And yet they insist that America never executed an innocent person
A little story in passing from the New York Times:
Seventy years after he was executed in South Carolina, George Stinney’s conviction was vacated by a state judge Wednesday on the grounds that he had not received a fair trial.
Stinney, a 14-year-old black boy, was arrested in March 1944 for the murder of two white girls in Clarendon County, S.C. In less than three months, he was tried, convicted and put to death.He was the youngest person to be executed in the U.S. in the 20th century. Reports from the execution chamber said he was so small that the jolt of electricity knocked the mask from his face.
In a 28-page order, Judge Carmen T. Mullen — who heard testimony on the case in January — did not rule on the merits of the murder charges against Stinney, but found that there were “fundamental, constitutional violations of due process” across the board.
Indeed, nothing about Stinney’s case came close to meeting basic constitutional requirements.
He was arrested without a warrant and questioned without a lawyer.
The lawyer eventually appointed to defend him was a tax commissioner who had never before represented a criminal defendant.
The only evidence against him was the word of the local police chief who said he had confessed.
Stinney’s entire capital trial lasted three hours. His lawyer neither cross-examined the prosecution’s witnesses nor called any witnesses for the defense.
The jury — all white in a county that was almost three-quarters black — convicted and condemned him in 10 minutes.
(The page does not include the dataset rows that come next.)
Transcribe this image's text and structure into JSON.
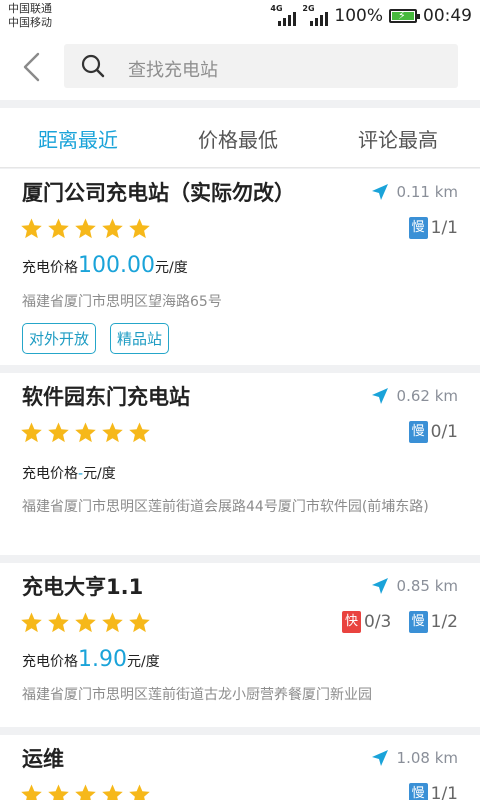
{
  "status_bar": {
    "carrier_1": "中国联通",
    "carrier_2": "中国移动",
    "net_1": "4G",
    "net_2": "2G",
    "battery": "100%",
    "time": "00:49"
  },
  "header": {
    "search_placeholder": "查找充电站"
  },
  "tabs": [
    "距离最近",
    "价格最低",
    "评论最高"
  ],
  "colors": {
    "accent": "#1aa3d9",
    "star": "#f6b81a",
    "slow": "#3a90d6",
    "fast": "#e9433f"
  },
  "stations": [
    {
      "name": "厦门公司充电站（实际勿改）",
      "distance": "0.11 km",
      "rating": 5,
      "slow_label": "慢",
      "slow_count": "1/1",
      "price_label": "充电价格",
      "price_value": "100.00",
      "price_unit": "元/度",
      "address": "福建省厦门市思明区望海路65号",
      "tags": [
        "对外开放",
        "精品站"
      ]
    },
    {
      "name": "软件园东门充电站",
      "distance": "0.62 km",
      "rating": 5,
      "slow_label": "慢",
      "slow_count": "0/1",
      "price_label": "充电价格",
      "price_value": "-",
      "price_unit": "元/度",
      "address": "福建省厦门市思明区莲前街道会展路44号厦门市软件园(前埔东路)"
    },
    {
      "name": "充电大亨1.1",
      "distance": "0.85 km",
      "rating": 5,
      "fast_label": "快",
      "fast_count": "0/3",
      "slow_label": "慢",
      "slow_count": "1/2",
      "price_label": "充电价格",
      "price_value": "1.90",
      "price_unit": "元/度",
      "address": "福建省厦门市思明区莲前街道古龙小厨营养餐厦门新业园"
    },
    {
      "name": "运维",
      "distance": "1.08 km",
      "rating": 5,
      "slow_label": "慢",
      "slow_count": "1/1"
    }
  ]
}
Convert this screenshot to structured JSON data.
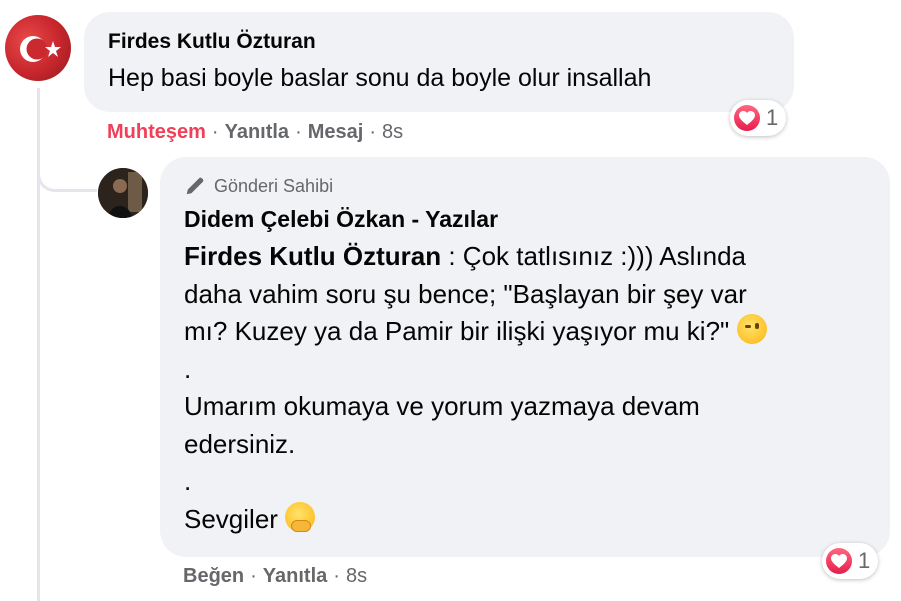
{
  "comment": {
    "author": "Firdes Kutlu Özturan",
    "text": "Hep basi boyle baslar sonu da boyle olur insallah",
    "reaction_count": "1",
    "actions": {
      "reaction_label": "Muhteşem",
      "reply_label": "Yanıtla",
      "message_label": "Mesaj",
      "time": "8s"
    }
  },
  "reply": {
    "badge": "Gönderi Sahibi",
    "author": "Didem Çelebi Özkan - Yazılar",
    "mention": "Firdes Kutlu Özturan",
    "lines": [
      " : Çok tatlısınız :))) Aslında",
      "daha vahim soru şu bence; \"Başlayan bir şey var",
      "mı? Kuzey ya da Pamir bir ilişki yaşıyor mu ki?\" ",
      ".",
      "Umarım okumaya ve yorum yazmaya devam",
      "edersiniz.",
      ".",
      "Sevgiler "
    ],
    "reaction_count": "1",
    "actions": {
      "like_label": "Beğen",
      "reply_label": "Yanıtla",
      "time": "8s"
    }
  },
  "separator": "·",
  "colors": {
    "bubble": "#f0f2f5",
    "muted_text": "#65676b",
    "love_reaction": "#f33e58"
  },
  "icons": [
    "heart-reaction-icon",
    "pencil-icon",
    "winking-face-emoji",
    "hugging-face-emoji"
  ]
}
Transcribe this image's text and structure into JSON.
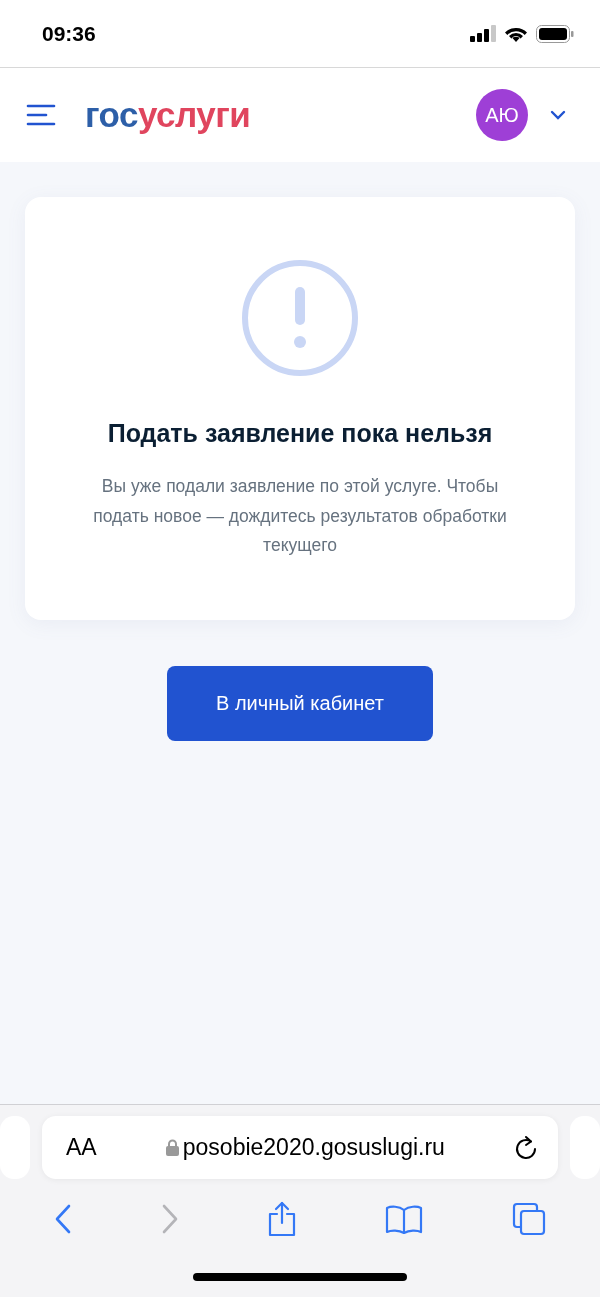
{
  "status_bar": {
    "time": "09:36"
  },
  "header": {
    "logo": {
      "part_1": "гос",
      "part_2": "услуги"
    },
    "avatar": "АЮ"
  },
  "card": {
    "title": "Подать заявление пока нельзя",
    "text": "Вы уже подали заявление по этой услуге. Чтобы подать новое — дождитесь результатов обработки текущего"
  },
  "button": "В личный кабинет",
  "browser": {
    "text_size": "AA",
    "url": "posobie2020.gosuslugi.ru",
    "back_disabled": false,
    "forward_disabled": true
  }
}
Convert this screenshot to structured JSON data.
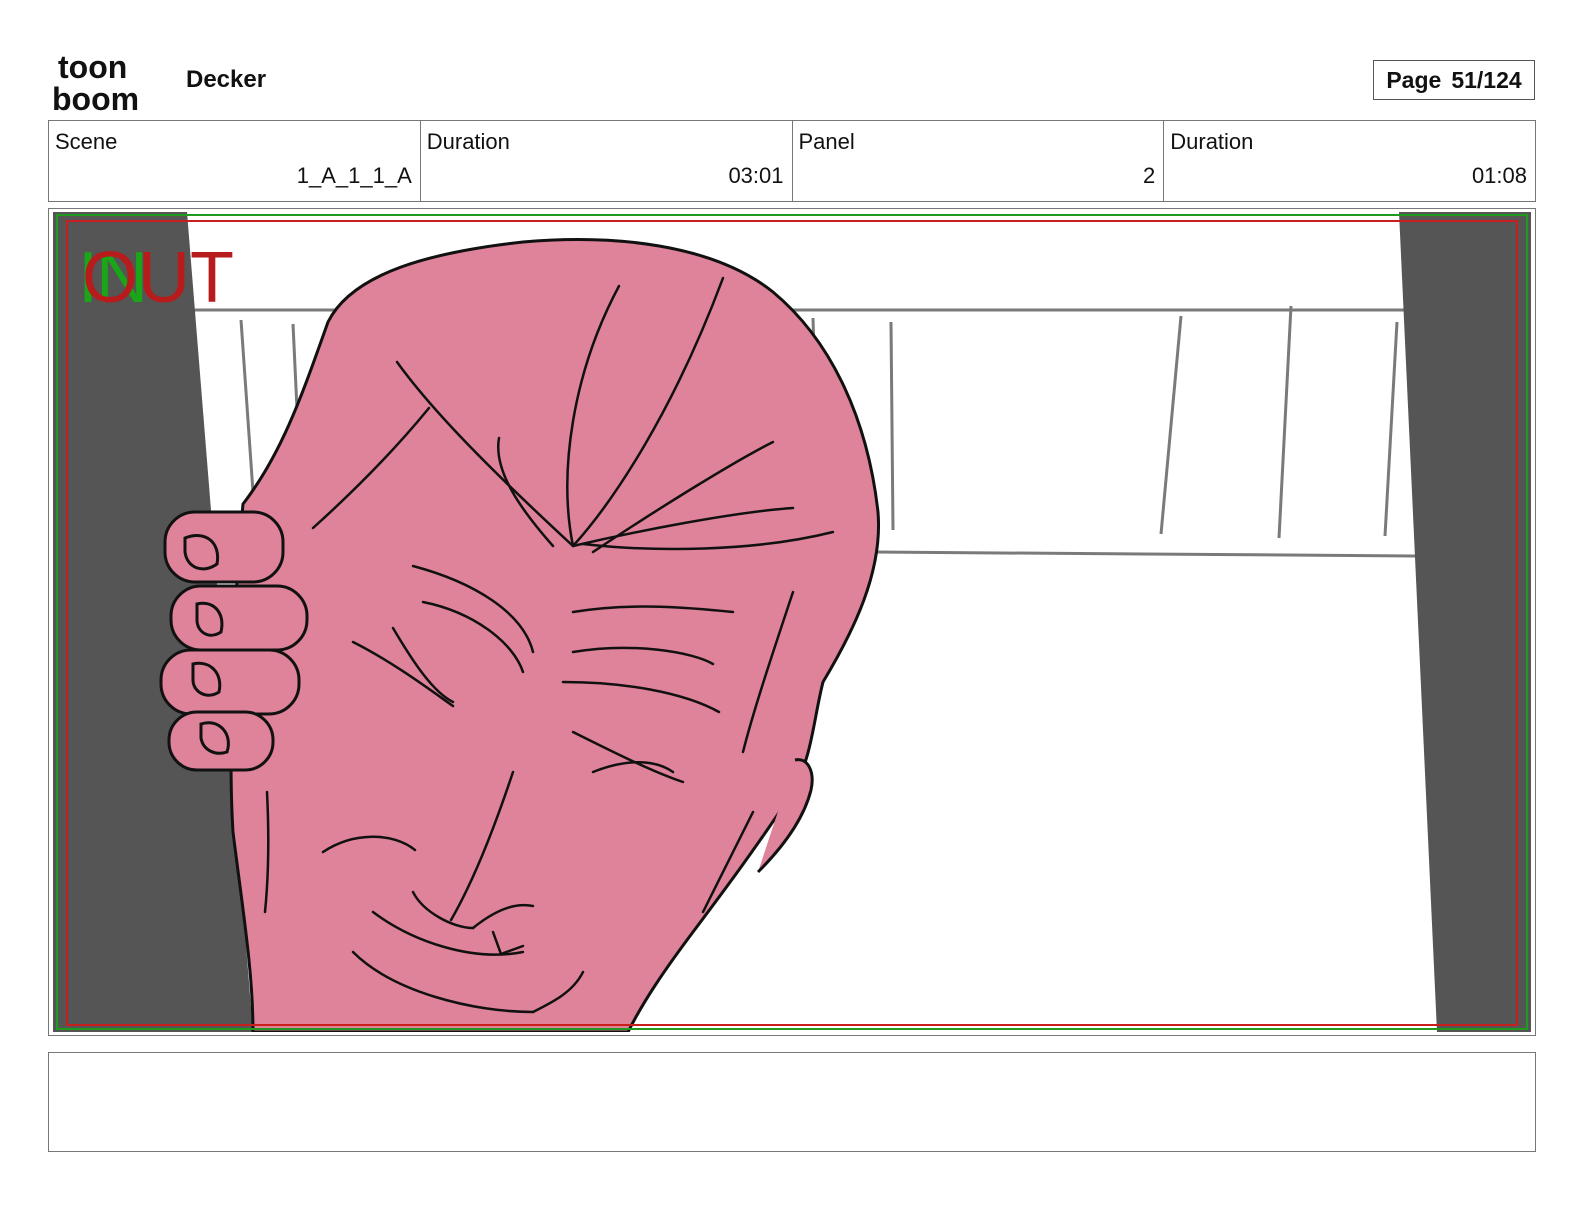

There were no appeals.
Judge Mullen found fault on all of these counts. Regarding the confession, she wrote, “it is highly likely that the Defendant was coerced into confessing to the crimes due to the power differential between his position as a fourteen-year-old black male apprehended and questioned by white, uniformed law enforcement in a small, segregated mill town in South Carolina.”
She also found that Stinney’s constitutional rights were violated by a lawyer who was the “essence” of ineffectiveness, and by the empaneling of an all-white jury.
The story shows that since then the Supreme Court has expanded constitutional protections for criminal defendants, perhaps most importantly for a case like this, the banning of executions of people who were minors when the crime was committed.
Which happened all the way back in 2005!
The article points out the stark fact that African Americans make up a third of death row convicts and that "a black defendant convicted of killing a white person is still nearly 10 times as likely to be sentenced to death as a white defendant convicted of killing a black person."
But surely there's nothing to see there folks. Our system can't make mistakes today, it's that good. If we execute a person you can bet they committed the crime.
Just like this poor, poor kid...
For all of our great faith in the American system we sure are cavalier about that whole innocent and guilty thing. Just ask Dick Cheney --- he figures as long as few guilty ones get punished too it's all good.